Abstract

To the Editor:
W
Regarding the aspects mentioned by the authors, we would like to make some comments and clarifications. First, regarding the post-surgical missing variables (such as the presence of leukocytosis or clinical signs of infection), we agree on their relevance for the present investigation. If in the future a strong correlation is established between serum interleukin-6 (IL-6) values and other more cost-effective and available markers of systemic inflammation derived from the hemogram (such as the systemic immune-inflammation index), this could result in a rapid, inexpensive, and applicable test that could be used routinely in the postoperative period of patients who have undergone surgery for pediatric acute appendicitis (PAA). Similarly, if a greater number of post-surgical variables are rigorously collected, adjusted multivariable analyses can provide evidence on different aspects of the pathology in prognostic terms, which is a field of great interest.
Second and concerning the sample size of our work, our analysis was effectively limited by the sample size. Obtaining serum IL-6 samples 12 hours after surgery invariably implied obtaining samples at untimely hours, and in many cases, the patient's peripheral venous accesses did not reflux so a new venipuncture was required to obtain them. These factors had an important influence on the loss of samples during our investigation and we believe that they should be considered by future authors. In our case, we opted to obtain the serum IL-6 measurement 12 hours after surgery to avoid potential losses in patients who were discharged early.
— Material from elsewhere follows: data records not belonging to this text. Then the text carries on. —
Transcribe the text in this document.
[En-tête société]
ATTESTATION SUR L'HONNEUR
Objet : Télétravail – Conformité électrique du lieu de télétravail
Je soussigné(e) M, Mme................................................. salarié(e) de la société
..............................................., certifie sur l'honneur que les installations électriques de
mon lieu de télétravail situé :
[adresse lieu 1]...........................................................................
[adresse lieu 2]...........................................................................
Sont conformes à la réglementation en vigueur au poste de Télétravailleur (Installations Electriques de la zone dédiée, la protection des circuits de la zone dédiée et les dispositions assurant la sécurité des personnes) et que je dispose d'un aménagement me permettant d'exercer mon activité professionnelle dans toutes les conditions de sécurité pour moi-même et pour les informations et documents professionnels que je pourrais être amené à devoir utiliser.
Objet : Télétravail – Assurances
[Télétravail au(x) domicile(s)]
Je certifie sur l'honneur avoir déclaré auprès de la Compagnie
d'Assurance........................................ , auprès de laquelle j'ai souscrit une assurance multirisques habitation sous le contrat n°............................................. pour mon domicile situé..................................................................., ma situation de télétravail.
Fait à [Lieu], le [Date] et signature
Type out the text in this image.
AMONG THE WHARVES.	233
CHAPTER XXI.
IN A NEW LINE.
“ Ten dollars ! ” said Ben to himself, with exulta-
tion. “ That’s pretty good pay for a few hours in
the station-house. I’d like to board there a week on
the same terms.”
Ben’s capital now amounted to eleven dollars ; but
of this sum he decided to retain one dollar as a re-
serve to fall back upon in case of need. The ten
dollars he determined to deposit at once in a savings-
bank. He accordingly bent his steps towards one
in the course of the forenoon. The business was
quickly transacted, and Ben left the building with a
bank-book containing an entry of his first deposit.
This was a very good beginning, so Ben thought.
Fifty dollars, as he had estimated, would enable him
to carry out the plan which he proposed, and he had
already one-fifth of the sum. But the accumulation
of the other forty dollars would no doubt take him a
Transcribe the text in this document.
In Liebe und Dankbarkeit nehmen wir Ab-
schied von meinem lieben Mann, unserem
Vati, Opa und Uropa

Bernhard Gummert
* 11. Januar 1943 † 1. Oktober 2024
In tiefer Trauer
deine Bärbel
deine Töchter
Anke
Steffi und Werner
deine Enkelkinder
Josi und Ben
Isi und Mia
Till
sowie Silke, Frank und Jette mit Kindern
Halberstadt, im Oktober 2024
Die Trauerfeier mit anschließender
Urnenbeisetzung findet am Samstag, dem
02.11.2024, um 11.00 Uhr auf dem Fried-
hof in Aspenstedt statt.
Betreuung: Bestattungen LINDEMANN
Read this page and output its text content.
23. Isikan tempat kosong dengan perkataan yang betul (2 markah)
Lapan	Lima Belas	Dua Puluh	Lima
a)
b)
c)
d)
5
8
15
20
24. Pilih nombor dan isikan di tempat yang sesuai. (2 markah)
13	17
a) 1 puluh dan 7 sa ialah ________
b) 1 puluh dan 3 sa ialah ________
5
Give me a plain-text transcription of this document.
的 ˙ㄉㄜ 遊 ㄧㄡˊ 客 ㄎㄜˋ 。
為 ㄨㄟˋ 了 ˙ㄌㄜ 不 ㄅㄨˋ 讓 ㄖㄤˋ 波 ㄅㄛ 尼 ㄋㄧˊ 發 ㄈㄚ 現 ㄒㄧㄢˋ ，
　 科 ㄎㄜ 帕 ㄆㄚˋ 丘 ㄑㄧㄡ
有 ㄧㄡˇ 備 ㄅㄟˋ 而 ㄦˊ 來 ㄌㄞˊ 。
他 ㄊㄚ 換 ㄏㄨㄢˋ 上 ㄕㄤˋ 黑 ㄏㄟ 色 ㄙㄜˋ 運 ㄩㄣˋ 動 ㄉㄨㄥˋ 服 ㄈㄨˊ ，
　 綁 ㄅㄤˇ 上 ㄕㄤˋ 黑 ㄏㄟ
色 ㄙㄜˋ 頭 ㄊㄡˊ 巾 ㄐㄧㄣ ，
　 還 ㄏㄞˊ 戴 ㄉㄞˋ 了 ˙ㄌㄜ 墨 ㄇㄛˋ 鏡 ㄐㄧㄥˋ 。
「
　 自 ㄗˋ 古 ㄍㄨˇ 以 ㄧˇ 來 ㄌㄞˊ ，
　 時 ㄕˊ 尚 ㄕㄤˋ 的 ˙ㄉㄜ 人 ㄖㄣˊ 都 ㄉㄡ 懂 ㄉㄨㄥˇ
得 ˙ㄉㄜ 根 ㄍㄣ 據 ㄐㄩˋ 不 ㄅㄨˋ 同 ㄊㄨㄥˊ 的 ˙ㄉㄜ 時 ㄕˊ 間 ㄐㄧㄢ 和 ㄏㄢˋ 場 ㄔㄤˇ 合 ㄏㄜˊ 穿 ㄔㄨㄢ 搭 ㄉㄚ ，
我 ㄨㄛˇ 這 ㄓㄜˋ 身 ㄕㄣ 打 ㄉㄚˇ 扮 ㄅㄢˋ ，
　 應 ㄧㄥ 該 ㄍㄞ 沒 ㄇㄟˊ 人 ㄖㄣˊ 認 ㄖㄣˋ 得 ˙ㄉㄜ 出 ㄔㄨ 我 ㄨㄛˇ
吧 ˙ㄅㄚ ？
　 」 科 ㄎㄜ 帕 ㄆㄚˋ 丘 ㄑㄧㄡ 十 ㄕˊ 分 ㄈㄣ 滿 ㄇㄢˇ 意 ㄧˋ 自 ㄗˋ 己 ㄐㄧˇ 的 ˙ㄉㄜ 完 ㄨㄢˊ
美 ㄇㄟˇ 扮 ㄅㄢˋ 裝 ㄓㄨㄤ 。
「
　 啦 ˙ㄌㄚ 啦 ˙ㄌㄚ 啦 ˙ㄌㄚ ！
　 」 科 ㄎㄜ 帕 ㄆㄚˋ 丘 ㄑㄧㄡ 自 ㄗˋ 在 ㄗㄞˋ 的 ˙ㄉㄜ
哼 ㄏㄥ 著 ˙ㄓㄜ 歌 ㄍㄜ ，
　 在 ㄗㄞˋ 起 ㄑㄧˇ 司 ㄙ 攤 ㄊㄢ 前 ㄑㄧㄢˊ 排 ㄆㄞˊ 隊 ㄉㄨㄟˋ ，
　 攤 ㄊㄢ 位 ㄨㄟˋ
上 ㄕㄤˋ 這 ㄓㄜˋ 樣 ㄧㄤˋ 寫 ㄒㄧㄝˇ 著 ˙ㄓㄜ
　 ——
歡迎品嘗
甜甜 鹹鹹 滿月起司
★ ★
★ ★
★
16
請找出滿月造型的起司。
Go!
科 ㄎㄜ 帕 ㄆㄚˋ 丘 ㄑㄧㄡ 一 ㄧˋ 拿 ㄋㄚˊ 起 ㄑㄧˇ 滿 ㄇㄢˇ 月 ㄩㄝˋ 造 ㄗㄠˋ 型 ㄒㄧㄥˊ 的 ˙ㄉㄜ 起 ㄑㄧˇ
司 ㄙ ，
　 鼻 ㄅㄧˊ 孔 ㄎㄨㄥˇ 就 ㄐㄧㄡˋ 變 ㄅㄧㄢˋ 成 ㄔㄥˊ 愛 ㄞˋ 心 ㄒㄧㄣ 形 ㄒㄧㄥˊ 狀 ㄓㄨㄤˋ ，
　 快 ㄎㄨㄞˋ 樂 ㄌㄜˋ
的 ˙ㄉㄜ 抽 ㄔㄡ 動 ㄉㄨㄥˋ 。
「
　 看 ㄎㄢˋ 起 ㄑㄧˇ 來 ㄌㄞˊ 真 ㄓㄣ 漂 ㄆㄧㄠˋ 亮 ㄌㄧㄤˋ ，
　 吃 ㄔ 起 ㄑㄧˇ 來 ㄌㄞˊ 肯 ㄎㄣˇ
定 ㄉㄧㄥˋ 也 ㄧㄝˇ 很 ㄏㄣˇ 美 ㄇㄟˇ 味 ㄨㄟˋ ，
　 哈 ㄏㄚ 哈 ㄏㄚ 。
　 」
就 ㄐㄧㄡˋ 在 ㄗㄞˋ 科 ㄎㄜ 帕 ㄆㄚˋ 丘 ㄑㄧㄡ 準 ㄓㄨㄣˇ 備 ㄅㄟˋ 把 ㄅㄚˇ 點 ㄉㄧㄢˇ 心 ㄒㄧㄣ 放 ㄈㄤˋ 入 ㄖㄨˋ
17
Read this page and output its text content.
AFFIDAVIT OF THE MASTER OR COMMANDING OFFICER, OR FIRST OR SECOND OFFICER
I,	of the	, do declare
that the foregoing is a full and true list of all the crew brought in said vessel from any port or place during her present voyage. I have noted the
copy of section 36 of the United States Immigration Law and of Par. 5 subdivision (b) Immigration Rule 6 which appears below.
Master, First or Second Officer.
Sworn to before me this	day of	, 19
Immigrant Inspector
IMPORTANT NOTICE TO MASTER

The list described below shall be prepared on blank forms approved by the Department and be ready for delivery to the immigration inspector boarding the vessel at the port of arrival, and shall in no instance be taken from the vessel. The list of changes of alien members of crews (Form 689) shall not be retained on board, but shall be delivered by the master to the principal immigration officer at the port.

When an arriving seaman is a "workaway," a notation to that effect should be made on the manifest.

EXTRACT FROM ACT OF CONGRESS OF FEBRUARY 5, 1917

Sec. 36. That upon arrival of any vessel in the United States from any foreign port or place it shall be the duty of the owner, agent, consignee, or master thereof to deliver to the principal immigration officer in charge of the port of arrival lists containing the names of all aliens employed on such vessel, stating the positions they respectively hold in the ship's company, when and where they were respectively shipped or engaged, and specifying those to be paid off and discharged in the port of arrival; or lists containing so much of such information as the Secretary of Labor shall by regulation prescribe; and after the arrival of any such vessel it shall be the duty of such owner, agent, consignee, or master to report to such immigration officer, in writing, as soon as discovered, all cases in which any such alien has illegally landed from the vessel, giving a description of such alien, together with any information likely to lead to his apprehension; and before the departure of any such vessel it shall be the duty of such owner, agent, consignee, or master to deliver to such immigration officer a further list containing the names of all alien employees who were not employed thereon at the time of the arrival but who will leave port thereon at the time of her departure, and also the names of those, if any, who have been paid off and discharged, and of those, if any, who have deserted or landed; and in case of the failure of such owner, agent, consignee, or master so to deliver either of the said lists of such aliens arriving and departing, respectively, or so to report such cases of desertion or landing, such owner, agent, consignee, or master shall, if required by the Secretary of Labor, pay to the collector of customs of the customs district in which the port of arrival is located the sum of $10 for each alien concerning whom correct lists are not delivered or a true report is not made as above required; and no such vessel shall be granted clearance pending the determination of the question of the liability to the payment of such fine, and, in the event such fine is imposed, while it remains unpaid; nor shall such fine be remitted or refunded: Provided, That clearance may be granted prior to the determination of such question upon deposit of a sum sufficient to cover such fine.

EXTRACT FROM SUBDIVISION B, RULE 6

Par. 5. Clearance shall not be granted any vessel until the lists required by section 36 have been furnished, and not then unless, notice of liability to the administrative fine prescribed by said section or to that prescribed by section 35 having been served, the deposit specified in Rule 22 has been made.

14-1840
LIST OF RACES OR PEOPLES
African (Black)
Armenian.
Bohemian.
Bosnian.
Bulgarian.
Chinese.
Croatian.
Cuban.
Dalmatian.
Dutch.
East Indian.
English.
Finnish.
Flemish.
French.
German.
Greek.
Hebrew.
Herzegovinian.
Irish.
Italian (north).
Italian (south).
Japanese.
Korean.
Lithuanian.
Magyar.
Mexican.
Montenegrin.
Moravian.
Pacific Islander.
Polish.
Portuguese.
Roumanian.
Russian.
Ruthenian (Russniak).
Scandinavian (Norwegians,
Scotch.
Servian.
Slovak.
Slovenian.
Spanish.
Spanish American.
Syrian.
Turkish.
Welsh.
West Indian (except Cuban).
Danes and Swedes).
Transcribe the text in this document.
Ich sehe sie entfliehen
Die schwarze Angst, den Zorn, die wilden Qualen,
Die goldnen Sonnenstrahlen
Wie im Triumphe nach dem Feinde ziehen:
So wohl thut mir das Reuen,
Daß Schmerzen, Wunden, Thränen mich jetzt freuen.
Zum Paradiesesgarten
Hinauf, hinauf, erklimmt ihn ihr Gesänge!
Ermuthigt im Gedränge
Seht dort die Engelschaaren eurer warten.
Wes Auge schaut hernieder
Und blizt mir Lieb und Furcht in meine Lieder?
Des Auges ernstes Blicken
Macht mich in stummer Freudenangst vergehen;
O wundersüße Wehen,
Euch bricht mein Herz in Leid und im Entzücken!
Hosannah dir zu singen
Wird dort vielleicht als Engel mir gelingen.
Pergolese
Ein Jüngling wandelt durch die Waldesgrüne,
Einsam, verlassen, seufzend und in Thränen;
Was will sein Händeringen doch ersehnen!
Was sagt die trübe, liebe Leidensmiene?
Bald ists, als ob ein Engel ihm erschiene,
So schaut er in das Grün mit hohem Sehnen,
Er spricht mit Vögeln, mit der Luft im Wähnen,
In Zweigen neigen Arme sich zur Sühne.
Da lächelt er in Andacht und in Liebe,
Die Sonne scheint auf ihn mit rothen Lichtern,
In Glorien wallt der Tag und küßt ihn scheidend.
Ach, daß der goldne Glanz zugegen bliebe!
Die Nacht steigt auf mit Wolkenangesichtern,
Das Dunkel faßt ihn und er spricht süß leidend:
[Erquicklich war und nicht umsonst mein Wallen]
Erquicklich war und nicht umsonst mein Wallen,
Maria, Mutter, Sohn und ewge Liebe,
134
However, it would be of great interest to obtain serial measurements at other points (for example, at 24 and 48 hours) to establish marker curves and determine the moment of greatest diagnostic and prognostic yield for post-surgical serum IL-6. We agree with the authors on the existence of a potentially high interindividual variability and add as a nuance the potential usefulness of age-stratified analyses, given the behavior shown by other biomarkers in children depending on the age range in which they are determined (such as leukocytosis).
Finally, we believe that the wide analytical ranges of the molecule that we obtained, with significant outliers, corresponds to the nature of IL-6 and we do not believe that they are conditioned by the sample size of our analysis. The preceding literature supports this fact.3,4 Other markers such as serum calprotectin have previously demonstrated this behavior in the context of PAA. 5
Our research group is currently developing a prospective multicenter study (BIDIAP 2), which is expected to provide new insights into the diagnostic and prognostic role of serum IL-6 in PAA. We look forward to sharing our results soon.